Le dernier opus de Pierric Bailly, La Foudre, est beaucoup plus épais que les précédents. Etoffé. C’est qu’il y en a à raconter. D’abord, et toujours chez cet auteur, la nature jurassienne dans toute sa beauté, ou sa dureté, ou sa variété. Le héros a pris le nom de son taiseux de grand-père, John, l’homme qui lui a tout appris sans mot. Il est mort mais toujours là, dans le cœur de John, le jeune. Pour l’instant, il est berger pendant plusieurs mois, il garde les brebis d’Anna-Marie qui ne veut plus monter. Il vit de peu, dans son abri sans grand confort, avec ses deux chiens adorés plus les deux patous qui protègent le troupeau des bêtes sauvages. Pour allumer son feu, il dispose d’une pile de vieux journeaux qu’il parcourt distraitement. Il n’a pas de Wifi, ni de portable. Il est vraiment coupé du monde. Il a cependant une amoureuse depuis quelques années qui a formé un beau projet pour eux deux : aller vivre à la Réunion et y faire un bébé. Elle est enseignante et n’aura aucun mal à trouver du boulot. Elle ira dès la rentrée des classes pour y trouver le lieu et la maison et lui la rejoindra une fois les brebis redescendues.
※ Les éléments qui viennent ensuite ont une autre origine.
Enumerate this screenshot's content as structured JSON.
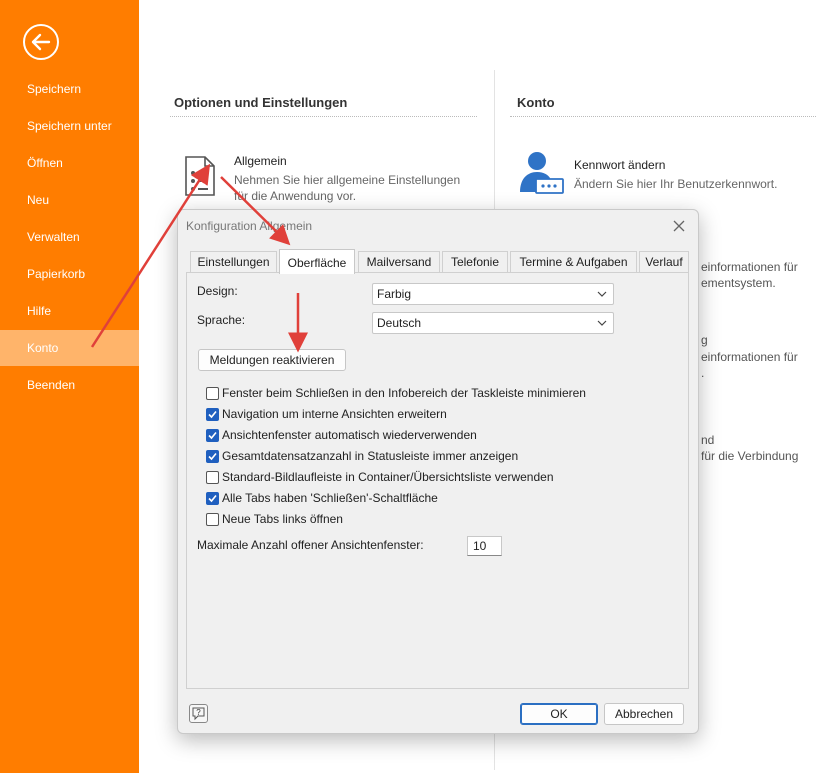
{
  "sidebar": {
    "items": [
      {
        "label": "Speichern"
      },
      {
        "label": "Speichern unter"
      },
      {
        "label": "Öffnen"
      },
      {
        "label": "Neu"
      },
      {
        "label": "Verwalten"
      },
      {
        "label": "Papierkorb"
      },
      {
        "label": "Hilfe"
      },
      {
        "label": "Konto",
        "active": true
      },
      {
        "label": "Beenden"
      }
    ]
  },
  "options": {
    "title": "Optionen und Einstellungen",
    "general": {
      "title": "Allgemein",
      "desc_line1": "Nehmen Sie hier allgemeine Einstellungen",
      "desc_line2": "für die Anwendung vor."
    }
  },
  "account": {
    "title": "Konto",
    "password": {
      "title": "Kennwort ändern",
      "desc": "Ändern Sie hier Ihr Benutzerkennwort."
    },
    "partial_texts": [
      "einformationen für",
      "ementsystem.",
      "g",
      "einformationen für",
      ".",
      "nd",
      "für die Verbindung"
    ]
  },
  "dialog": {
    "title": "Konfiguration Allgemein",
    "tabs": [
      {
        "label": "Einstellungen"
      },
      {
        "label": "Oberfläche",
        "active": true
      },
      {
        "label": "Mailversand"
      },
      {
        "label": "Telefonie"
      },
      {
        "label": "Termine & Aufgaben"
      },
      {
        "label": "Verlauf"
      }
    ],
    "design_label": "Design:",
    "design_value": "Farbig",
    "language_label": "Sprache:",
    "language_value": "Deutsch",
    "reactivate_button": "Meldungen reaktivieren",
    "checkboxes": [
      {
        "label": "Fenster beim Schließen in den Infobereich der Taskleiste minimieren",
        "checked": false
      },
      {
        "label": "Navigation um interne Ansichten erweitern",
        "checked": true
      },
      {
        "label": "Ansichtenfenster automatisch wiederverwenden",
        "checked": true
      },
      {
        "label": "Gesamtdatensatzanzahl in Statusleiste immer anzeigen",
        "checked": true
      },
      {
        "label": "Standard-Bildlaufleiste in Container/Übersichtsliste verwenden",
        "checked": false
      },
      {
        "label": "Alle Tabs haben 'Schließen'-Schaltfläche",
        "checked": true
      },
      {
        "label": "Neue Tabs links öffnen",
        "checked": false
      }
    ],
    "max_windows_label": "Maximale Anzahl offener Ansichtenfenster:",
    "max_windows_value": "10",
    "ok_button": "OK",
    "cancel_button": "Abbrechen"
  },
  "colors": {
    "sidebar": "#ff7d00",
    "sidebar_active": "#ffb46a",
    "accent": "#1f5fbf",
    "annotation_arrow": "#e0403a"
  },
  "icons": [
    "back-arrow-icon",
    "settings-document-icon",
    "user-password-icon",
    "close-icon",
    "chevron-down-icon",
    "check-icon",
    "help-icon"
  ]
}
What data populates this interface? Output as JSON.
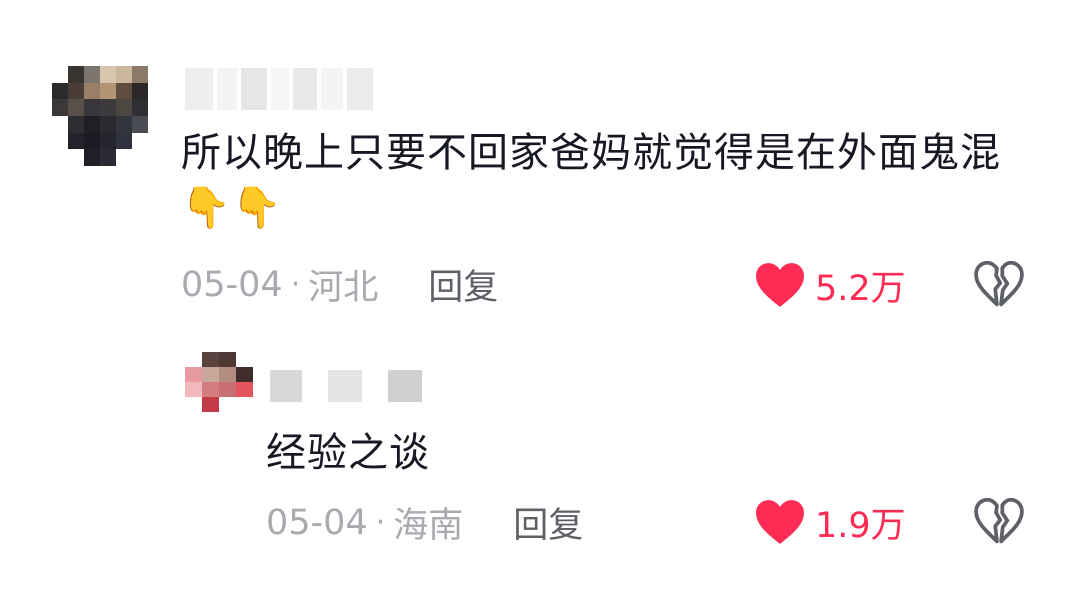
{
  "comments": [
    {
      "text": "所以晚上只要不回家爸妈就觉得是在外面鬼混👇👇",
      "date": "05-04",
      "location": "河北",
      "separator": "·",
      "reply_label": "回复",
      "likes": "5.2万"
    },
    {
      "text": "经验之谈",
      "date": "05-04",
      "location": "海南",
      "separator": "·",
      "reply_label": "回复",
      "likes": "1.9万"
    }
  ],
  "icons": {
    "like": "heart-icon",
    "dislike": "broken-heart-icon",
    "emoji": "backhand-index-pointing-down"
  },
  "colors": {
    "like_red": "#fe2c55",
    "meta_gray": "#a9aab0",
    "reply_gray": "#5e6068",
    "icon_outline": "#5e6068"
  }
}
Mais soudain, bim, à la une d’un vieux journal, il apprend qu’Alex, un ami d’internat, vient de tuer un chasseur. Alex est un non-violent, certes il n’est pas très chasse, vegan plutôt et il sauve tous les animaux abîmés depuis qu’il est petit. Alex, c’était un sacré personnage, un charme fou, un charisme tel que John a copié son grand rire et l’a pris longtemps pour modèle dans sa tête. En plus, il sortait avec Nadia dont John était très épris.
Pour en savoir plus sur ce mystère qui le touche de près, il réussira à joindre Nadia avant de partir. Mais elle vit dans un tel désarroi avec ses deux petits mômes et son mec en prison, pas encore jugé alors qu’il s’agit vraiment d’un accident, que John fait tout ce qu’il peut pour la soutenir, l’aider, lui permettre enfin de libérer sa parole car son mari, le meurtrier, est devenu tabou auprès des autres, donc elle aussi. John n’a aucune arrière pensée en agissant ainsi. Dt impossible de ne pas assister au procès, il veut aller jusqu’au bout, et pour cela, il recule son arrivée à la Réunion.
Le roman va devenir tendu, on se doute qu’il ne va pas échapper à ce bon vieux dilemme : Héloïse ou Nadia, tout en sachant qu’Alex n’est pas mort, qu’il va peut-être revenir bientôt, libre, aimer sa femme, s’occuper de ses marmots.
Entre temps, on se promène dans ces paysages magnifiques où l’auteur ne se prive pas de citer plantes et animaux qu’il aime tellement, odeurs et bruissements.
Un très beau livre, sentimental parfois, c’est la spécialité de l’auteur qui a taxé son dernier opus, le Roman de Jim, de mélodrame. Il le fait très bien.
La Foudre de Pierric Bailly, 2023 chez P.O.L. 460 pages, 24 €.